I would also be reluctant to do business with a for profit using the .org tld.
posted by HuronBob at 11:10 AM on April 5, 2007


A forprofit should not be using .org, period. Go with .net if you're really concerned, although I don't think any spam filter is going to be so inclusive as to block all .com's.
posted by radioamy at 11:28 AM on April 5, 2007


For what its worth, the Augusta National uses masters.org for the golf tournament going on this week.
posted by TedW at 11:34 AM on April 5, 2007


Have found through trial and error that if i send an email to a colleague at a university using my gmail account, if I include a link in the email it gets diverted into a junk mail filter. If i don't include a link, it goes through fine. If I use my own university email address to send from, then I can send a link without issue.

(this is a Canadian university).
posted by modernnomad at 11:58 AM on April 5, 2007


A for-profit using .org, to me, says "The .com and .net were taken, or we didn't know well enough to buy them", nothing more. That's still not a great message.

But any site sufficiently incompetent to block all .com mail will probably still block your .org mail based on some other attribute. Don't try to predict the specifics of incompetence. They'll always out-dumb you.
posted by mendel at 12:15 PM on April 5, 2007


I wouldn't count on this switch fixing anything. In my job, I have to have my boss send emails to our K-12 collaborators because my mail doesn't make it past their spam filters - and I have a .edu!
posted by solotoro at 12:23 PM on April 5, 2007


I'm confused by people who unilaterally say that for-profits shouldn't use .org. At this point, .org is no different from any other TLD -- it's a pool of available names, with precious little in the way of meaning other than "my preferred domain name was available as a .org". Any more meaning than that is inferred by the reader.
posted by delfuego at 4:41 PM on April 5, 2007


There was a time, in the relatively distant past, where a for-profit using .org, or a company unrelated to networking using .net (or using .net for something other than their networking infrastructure) would have caused me to raise an eyebrow, but those days have been gone for, I don't know, 7 to 10 years now.
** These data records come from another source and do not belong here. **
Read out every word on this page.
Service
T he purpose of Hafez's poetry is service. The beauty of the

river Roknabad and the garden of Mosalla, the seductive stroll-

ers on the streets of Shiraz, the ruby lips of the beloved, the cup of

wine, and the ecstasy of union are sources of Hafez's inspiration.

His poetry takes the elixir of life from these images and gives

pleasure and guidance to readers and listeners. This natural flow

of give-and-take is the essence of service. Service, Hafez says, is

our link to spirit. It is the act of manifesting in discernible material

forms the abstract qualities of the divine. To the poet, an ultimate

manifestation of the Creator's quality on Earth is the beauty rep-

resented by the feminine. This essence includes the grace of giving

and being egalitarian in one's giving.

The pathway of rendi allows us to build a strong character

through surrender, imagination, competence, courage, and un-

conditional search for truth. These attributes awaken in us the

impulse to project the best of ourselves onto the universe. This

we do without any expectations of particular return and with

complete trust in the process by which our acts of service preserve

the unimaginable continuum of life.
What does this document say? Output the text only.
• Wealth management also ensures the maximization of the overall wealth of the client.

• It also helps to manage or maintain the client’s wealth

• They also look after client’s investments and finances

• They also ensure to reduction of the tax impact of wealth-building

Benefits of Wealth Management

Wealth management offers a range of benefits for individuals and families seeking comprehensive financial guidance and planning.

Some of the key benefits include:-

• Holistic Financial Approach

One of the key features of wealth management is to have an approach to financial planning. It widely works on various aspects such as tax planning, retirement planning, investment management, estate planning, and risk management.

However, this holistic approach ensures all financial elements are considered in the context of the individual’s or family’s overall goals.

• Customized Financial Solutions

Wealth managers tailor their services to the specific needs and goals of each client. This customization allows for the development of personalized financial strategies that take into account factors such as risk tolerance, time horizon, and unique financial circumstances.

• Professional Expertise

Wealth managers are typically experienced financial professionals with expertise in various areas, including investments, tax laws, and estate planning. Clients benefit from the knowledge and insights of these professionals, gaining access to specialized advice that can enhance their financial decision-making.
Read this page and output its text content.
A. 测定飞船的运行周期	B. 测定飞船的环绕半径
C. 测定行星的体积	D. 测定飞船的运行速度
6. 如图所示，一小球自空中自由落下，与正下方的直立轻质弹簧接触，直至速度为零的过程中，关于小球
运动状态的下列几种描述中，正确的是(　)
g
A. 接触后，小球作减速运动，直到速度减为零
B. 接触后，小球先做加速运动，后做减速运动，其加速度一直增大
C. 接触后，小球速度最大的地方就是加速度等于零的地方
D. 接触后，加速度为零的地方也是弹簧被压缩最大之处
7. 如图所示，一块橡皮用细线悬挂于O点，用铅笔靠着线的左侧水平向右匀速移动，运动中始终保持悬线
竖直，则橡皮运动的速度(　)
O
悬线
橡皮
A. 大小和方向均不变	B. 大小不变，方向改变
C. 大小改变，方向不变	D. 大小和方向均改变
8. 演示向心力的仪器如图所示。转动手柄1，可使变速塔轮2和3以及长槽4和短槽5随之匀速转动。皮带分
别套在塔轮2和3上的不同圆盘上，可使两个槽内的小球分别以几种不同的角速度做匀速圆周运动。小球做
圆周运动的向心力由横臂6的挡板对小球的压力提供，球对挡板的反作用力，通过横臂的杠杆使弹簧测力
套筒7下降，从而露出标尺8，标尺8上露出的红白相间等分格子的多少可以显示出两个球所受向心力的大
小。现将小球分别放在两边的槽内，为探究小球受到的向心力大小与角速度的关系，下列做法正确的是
Of course, these days even .edu isn't sacrosanct. I know quite a few people with completely bogus .edu domains. The closest to education they get is binge drinking like wild frat boy.
posted by wierdo at 5:19 PM on April 5, 2007


The anorexic succubus, Ann Coulter, was at anncoulter.org for a long time. If you want to use .org for your company, go for it--there's no way your company is as evil and selfish as that gasbag.
posted by HotPatatta at 9:01 PM on April 5, 2007


Well call me a luddite, but I still think that .org is appropriate for individuals and non-profits, but not for commercial ventures. Using .org for a commercial venture signals to me that the vendor is some combination of clueless, dishonest, and not creative enough to think of another domain name.